ONGOING CHALLENGES FOR GENE THERAPY CLINICAL TRIALS
Each disease area is faced with the issue of identifying the optimal population to study, Finkel said, and, in fact, children may be the ideal first population to study in certain situations. There are also challenges with producing enough vector to treat patients on a dose per kilogram basis, which again would argue for starting trials in children, he said.
Jay Siegel, a former forum co-chair, added that another major challenge is that many of the diseases amenable to gene-based therapies are quite rare, which makes it difficult to secure the funding to develop and test a novel therapy. His hope is that as technology improves and as the field gains experience with successful vectors, development and manufacturing costs will fall.
FINAL REMARKS AND SUMMARY
Witten provided an overview of points highlighted by individual speakers throughout the workshop. The first session, she recalled, involved a robust discussion around natural history data and its uses, about dose selection, and the importance of transparency and careful assessment (see Box 6-1).

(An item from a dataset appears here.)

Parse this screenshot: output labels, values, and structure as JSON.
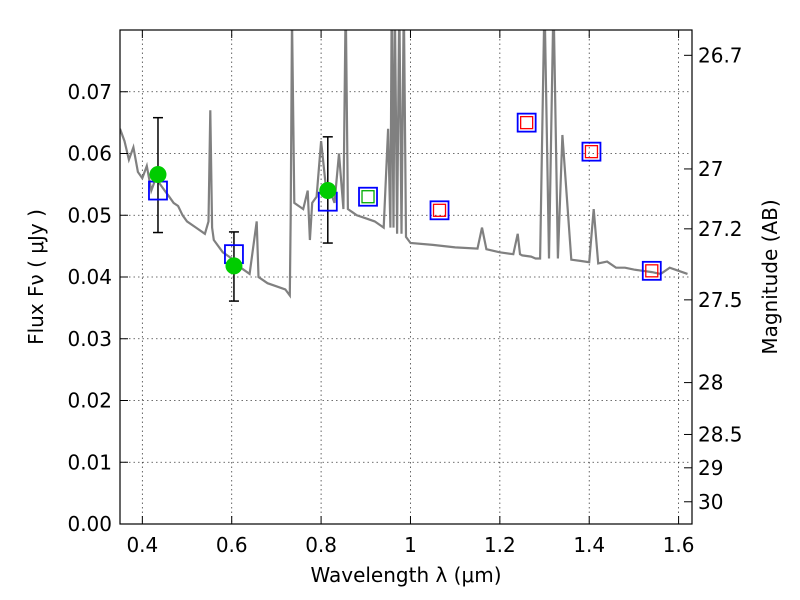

The second session explored issues of patient selection, enrollment, and consent both from the researchers’ point of view and from the patients’ perspective. The discussion, Witten said, focused on trial enrollment in the context of other available care, on burdens incurred by patients and their families during trial participation, and on eligibility criteria that can make trial enrollment difficult, Witten said (see Box 6-2).
The third session at the workshop included a robust discussion centered on developing endpoints for gene therapy clinical trials, Witten recalled. Examples were provided by speakers, including one that centered on developing a novel, clinically meaningful endpoint for assessing visual improvement in patients with retinal disorders. The workshop heard that patient registries can be valuable tools for developing clinical endpoints and that educational materials tailored to patients might be important to include in a given trial, Witten said. Additional points are provided in Box 6-3.
The fourth session of the workshop examined long-term patient followup and management. There is general agreement that long-term follow-up is needed in certain cases to identify and mitigate delayed risk, Witten said. Other fields, including oncology and cystic fibrosis, can provide excellent examples and lessons learned about challenges to following clinical trial participants and the transition from being a participant in a clinical trial to
surviving the disease and returning to standard clinical care, she said. The fourth session highlighted the need for strong infrastructure for long-term surveillance, Witten said, and there may be some exciting opportunities with mobile health applications. Summary points from the fourth session are provided in Box 6-4.
Over the years, the regulatory process has evolved with regard to gene therapies, Siegel said, and FDA is much more flexible regarding novel designs and approaches to clinical trials and the use of registries and surrogate endpoints, all while trying to maintain high scientific standards and make all of this feasible. The field is better situated today than at any time in the past to answer the challenges identified over the course of the day, he continued. “We know a lot more about how to create and develop registries and use them in the drug development and regulatory setting than we did,” he said, “and we know a lot more about how to create endpoints and how to validate endpoints, whether surrogate or real endpoints.”